The consul general added: “We are currently negotiating their unpaid dues with the owner.”

Bahri said the seafarers choose to stay on board because they are unaware of their rights. “The maritime lien on the vessel doesn’t simply go away if the seafarer has signed up on the ship. Seafarers still have the right to ask for wages if you have come back home,” Bahri said.

Off the coast of Dubai, 45 km into the sea, is the cargo ship MV Tamim Aldar. In it are two Indian sailors who had not seen a shore for over 20 months.

When they did come on shore in a lifeboat on Saturday, the UAE coast guard reportedly sent them back to their ship.

Why the Indian sailors are out in the sea for so many months is a long story. It has a cast of hapless immigrants, bankrupt vessel owners, worried rescuers and families in severe distress and debt back in India.

Two points are central to understanding why the two sailors – 34-year-old Vikash Mishra from Jaunpur and 49-year-old Arasu Lobo from Tuticorin – are bobbing in their dark vessel out in the sea for months.

The first is that Mishra has not been paid his salary for 28 months and Lobo for 22 months by Elite Way Marine Services, the company that abandoned eight vessels in the Persian Gulf because after it allegedly went bankrupt. Elite Way Marine Services could not be reachd for comment despite multiple attempts by this website by phone and email. (The report will be updated when a reaction is received from the company).

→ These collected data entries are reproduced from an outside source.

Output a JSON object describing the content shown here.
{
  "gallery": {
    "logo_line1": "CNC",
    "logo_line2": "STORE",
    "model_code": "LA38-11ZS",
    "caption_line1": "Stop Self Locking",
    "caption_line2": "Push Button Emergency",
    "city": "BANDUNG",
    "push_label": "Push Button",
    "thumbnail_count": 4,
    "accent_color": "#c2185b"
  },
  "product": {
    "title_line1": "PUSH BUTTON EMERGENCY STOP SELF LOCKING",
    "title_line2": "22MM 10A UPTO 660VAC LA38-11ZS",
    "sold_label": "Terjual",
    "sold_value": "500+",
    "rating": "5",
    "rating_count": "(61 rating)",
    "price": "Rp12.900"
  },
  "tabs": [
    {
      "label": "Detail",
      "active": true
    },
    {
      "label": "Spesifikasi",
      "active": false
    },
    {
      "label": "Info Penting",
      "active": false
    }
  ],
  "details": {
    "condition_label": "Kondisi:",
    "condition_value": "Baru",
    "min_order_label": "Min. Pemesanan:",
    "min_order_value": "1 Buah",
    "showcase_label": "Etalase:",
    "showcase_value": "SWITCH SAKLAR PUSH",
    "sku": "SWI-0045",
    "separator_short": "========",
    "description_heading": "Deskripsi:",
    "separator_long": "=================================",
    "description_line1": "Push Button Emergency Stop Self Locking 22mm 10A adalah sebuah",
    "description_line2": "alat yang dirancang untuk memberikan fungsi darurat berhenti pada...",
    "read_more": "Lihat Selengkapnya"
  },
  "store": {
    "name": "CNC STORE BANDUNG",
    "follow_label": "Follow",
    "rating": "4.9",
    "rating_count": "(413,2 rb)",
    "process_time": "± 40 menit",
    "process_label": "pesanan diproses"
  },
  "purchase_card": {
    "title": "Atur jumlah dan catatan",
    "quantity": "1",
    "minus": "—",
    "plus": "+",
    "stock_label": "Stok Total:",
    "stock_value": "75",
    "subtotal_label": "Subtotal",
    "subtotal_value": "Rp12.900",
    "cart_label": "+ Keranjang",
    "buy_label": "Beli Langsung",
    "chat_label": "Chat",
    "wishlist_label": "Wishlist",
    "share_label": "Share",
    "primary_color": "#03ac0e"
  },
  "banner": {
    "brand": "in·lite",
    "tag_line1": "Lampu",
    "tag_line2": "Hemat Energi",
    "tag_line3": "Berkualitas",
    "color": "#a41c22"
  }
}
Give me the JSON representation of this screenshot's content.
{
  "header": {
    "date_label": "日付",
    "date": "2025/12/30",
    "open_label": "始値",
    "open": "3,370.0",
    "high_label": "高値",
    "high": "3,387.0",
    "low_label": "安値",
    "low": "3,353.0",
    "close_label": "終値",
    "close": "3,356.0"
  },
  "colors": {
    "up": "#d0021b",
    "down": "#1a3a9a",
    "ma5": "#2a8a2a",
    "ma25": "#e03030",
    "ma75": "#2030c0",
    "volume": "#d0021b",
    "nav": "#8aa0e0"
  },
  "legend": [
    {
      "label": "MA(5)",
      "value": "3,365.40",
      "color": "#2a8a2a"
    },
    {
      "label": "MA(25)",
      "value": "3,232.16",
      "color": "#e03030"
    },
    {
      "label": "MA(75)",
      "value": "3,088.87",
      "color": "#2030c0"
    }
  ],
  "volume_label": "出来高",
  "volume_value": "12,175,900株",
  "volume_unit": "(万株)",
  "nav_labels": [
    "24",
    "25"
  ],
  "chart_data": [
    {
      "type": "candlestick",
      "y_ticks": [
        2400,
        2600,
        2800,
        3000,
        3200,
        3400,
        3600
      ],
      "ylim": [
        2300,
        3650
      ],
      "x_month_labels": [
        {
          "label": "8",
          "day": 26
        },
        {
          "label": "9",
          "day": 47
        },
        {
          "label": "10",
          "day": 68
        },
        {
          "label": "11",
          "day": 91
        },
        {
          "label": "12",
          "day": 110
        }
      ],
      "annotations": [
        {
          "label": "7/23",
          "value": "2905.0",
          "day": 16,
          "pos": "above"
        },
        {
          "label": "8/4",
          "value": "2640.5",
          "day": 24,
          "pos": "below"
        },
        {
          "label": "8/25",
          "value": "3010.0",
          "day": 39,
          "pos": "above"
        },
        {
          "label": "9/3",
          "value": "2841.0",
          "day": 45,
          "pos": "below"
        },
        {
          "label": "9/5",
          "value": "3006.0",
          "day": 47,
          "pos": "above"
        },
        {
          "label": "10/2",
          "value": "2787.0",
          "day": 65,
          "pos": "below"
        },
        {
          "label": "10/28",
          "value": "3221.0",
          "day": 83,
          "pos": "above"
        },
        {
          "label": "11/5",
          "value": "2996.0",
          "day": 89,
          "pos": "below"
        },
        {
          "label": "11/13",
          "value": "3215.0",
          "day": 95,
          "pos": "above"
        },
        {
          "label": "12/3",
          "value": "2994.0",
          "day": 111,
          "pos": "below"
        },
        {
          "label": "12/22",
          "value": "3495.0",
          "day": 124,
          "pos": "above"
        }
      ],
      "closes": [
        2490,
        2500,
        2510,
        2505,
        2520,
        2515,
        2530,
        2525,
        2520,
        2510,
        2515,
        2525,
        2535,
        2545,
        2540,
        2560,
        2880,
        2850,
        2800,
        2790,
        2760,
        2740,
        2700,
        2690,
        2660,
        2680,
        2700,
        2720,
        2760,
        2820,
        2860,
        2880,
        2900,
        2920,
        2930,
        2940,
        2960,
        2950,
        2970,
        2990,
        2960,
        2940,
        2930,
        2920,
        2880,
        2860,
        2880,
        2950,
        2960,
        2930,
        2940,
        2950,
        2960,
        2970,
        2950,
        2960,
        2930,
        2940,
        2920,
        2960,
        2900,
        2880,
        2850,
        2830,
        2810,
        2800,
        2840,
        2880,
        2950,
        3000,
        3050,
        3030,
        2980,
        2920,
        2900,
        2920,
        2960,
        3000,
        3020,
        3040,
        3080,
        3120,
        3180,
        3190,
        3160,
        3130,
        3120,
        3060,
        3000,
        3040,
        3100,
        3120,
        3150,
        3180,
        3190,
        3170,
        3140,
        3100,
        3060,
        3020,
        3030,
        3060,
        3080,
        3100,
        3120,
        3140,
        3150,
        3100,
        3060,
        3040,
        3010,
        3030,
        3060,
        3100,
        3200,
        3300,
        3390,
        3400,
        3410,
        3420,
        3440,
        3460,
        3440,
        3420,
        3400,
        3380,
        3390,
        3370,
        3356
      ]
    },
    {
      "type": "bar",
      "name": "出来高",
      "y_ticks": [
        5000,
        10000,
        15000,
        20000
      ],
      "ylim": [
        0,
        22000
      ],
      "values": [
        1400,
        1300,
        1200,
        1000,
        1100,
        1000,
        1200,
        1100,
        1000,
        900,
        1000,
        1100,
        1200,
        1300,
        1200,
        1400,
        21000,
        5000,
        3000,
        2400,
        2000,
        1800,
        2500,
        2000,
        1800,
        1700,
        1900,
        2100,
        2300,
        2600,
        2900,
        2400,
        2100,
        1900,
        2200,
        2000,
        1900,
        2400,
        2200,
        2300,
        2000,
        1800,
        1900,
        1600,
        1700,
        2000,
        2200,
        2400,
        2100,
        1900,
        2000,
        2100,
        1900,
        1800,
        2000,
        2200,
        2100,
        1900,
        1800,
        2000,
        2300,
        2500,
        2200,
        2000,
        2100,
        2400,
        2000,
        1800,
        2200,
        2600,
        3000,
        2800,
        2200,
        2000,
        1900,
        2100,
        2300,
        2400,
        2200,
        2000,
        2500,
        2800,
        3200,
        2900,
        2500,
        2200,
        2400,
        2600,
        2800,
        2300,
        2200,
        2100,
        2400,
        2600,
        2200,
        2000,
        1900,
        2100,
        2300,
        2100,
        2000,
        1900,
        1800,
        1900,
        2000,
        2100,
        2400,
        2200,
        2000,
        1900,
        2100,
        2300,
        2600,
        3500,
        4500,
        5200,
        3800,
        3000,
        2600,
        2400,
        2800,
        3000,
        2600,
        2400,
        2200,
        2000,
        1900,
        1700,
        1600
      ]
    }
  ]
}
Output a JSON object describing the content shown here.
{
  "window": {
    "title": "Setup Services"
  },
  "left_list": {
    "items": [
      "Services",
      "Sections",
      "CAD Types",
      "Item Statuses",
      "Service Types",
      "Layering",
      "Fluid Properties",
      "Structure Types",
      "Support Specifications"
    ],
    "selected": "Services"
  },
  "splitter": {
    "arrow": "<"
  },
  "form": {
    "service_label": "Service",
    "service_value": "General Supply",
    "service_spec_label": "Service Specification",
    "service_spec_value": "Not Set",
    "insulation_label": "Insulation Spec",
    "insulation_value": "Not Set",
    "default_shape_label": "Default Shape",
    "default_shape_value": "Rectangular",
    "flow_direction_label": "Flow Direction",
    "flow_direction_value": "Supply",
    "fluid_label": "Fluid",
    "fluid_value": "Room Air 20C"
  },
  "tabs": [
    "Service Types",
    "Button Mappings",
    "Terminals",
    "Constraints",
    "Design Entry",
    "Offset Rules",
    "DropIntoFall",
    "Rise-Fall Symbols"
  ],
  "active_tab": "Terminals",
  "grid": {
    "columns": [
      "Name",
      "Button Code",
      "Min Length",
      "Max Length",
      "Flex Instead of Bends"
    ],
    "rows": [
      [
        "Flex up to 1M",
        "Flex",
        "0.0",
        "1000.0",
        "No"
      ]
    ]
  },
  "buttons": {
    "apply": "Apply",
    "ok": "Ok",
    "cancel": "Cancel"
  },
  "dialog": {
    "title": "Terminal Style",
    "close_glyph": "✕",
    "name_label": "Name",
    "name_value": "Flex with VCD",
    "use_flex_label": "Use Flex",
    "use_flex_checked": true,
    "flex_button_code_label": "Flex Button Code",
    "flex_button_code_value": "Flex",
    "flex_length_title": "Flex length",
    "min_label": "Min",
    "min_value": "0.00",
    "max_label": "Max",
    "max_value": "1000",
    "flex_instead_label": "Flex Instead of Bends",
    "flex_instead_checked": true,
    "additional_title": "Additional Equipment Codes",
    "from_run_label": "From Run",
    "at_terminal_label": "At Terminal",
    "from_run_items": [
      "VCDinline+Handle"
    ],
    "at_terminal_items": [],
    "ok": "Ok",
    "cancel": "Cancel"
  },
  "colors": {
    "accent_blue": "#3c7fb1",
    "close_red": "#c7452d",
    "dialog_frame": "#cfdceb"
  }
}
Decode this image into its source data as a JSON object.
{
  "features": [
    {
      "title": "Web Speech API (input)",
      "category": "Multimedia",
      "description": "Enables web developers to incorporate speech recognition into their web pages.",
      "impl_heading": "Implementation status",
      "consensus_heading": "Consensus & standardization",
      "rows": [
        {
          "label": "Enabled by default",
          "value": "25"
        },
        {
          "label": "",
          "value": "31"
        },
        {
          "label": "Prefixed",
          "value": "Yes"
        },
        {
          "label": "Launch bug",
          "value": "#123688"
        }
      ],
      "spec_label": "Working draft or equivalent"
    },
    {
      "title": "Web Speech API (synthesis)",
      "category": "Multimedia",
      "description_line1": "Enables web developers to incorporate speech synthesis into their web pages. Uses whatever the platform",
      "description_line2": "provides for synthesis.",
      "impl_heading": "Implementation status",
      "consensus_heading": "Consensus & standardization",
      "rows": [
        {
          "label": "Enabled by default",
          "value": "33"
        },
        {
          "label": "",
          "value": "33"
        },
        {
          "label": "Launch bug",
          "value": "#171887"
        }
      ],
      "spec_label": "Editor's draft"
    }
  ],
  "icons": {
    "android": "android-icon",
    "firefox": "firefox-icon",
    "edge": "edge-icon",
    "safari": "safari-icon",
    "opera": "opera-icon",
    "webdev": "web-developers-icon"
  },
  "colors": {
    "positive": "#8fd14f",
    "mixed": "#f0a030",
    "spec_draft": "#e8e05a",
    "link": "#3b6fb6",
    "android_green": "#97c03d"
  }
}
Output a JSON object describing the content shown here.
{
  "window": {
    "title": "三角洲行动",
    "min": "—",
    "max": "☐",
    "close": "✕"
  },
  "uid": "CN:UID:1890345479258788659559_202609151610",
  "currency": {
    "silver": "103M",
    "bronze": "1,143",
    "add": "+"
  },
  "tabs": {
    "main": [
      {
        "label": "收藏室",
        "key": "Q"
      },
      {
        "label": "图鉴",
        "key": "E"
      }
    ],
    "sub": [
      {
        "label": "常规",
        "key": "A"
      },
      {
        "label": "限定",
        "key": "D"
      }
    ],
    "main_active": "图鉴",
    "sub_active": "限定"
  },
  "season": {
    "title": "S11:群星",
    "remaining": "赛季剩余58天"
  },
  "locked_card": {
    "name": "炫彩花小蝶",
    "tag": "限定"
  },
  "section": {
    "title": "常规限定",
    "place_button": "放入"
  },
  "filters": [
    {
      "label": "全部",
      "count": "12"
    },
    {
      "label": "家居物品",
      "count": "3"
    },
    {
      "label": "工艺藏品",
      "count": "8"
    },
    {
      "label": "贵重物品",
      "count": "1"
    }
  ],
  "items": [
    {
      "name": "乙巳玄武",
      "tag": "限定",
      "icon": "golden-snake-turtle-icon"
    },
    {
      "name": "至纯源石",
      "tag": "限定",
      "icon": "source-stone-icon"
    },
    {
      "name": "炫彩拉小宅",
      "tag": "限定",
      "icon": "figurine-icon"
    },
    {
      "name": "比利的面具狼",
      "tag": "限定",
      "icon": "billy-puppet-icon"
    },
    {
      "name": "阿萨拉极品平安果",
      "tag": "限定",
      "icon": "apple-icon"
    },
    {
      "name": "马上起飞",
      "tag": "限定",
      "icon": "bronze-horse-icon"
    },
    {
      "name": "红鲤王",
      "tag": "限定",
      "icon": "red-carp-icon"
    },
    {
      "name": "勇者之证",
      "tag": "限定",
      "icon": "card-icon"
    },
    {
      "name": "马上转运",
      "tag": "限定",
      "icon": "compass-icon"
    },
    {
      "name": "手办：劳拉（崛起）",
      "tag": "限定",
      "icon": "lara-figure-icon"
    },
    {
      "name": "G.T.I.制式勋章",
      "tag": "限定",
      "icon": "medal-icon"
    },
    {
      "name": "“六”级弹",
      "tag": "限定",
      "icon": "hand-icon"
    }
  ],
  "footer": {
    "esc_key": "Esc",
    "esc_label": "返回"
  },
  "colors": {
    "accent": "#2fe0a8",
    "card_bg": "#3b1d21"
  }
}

Second, Mishra and Lobo initially did not want to leave the vessel like many other sailors employed in Elite Way Marine Services’ other ships because they wanted to hold the ships as collateral for their salary dues.

“I think if you are a seafarer, the last thing you want to do is to leave the vessel with nobody on it. It’ll be dangerous and you then would be responsible for leaving the vessel. They (Mishra and Lobo) are in a busy part of the Gulf. If something happens, they may get into serious trouble,” said Andy Bowerman, who works with the Mission to Seafarers, a religious non-profit that provides aid and addresses human rights issues affecting seafarers.

“But many sailors stayed on board initially because the only collateral they had was the vessel. They had no other bargaining tool. ‘We have your vessel, give us our money’,” said Bowerman, trying to explain the situation over the phone from Dubai.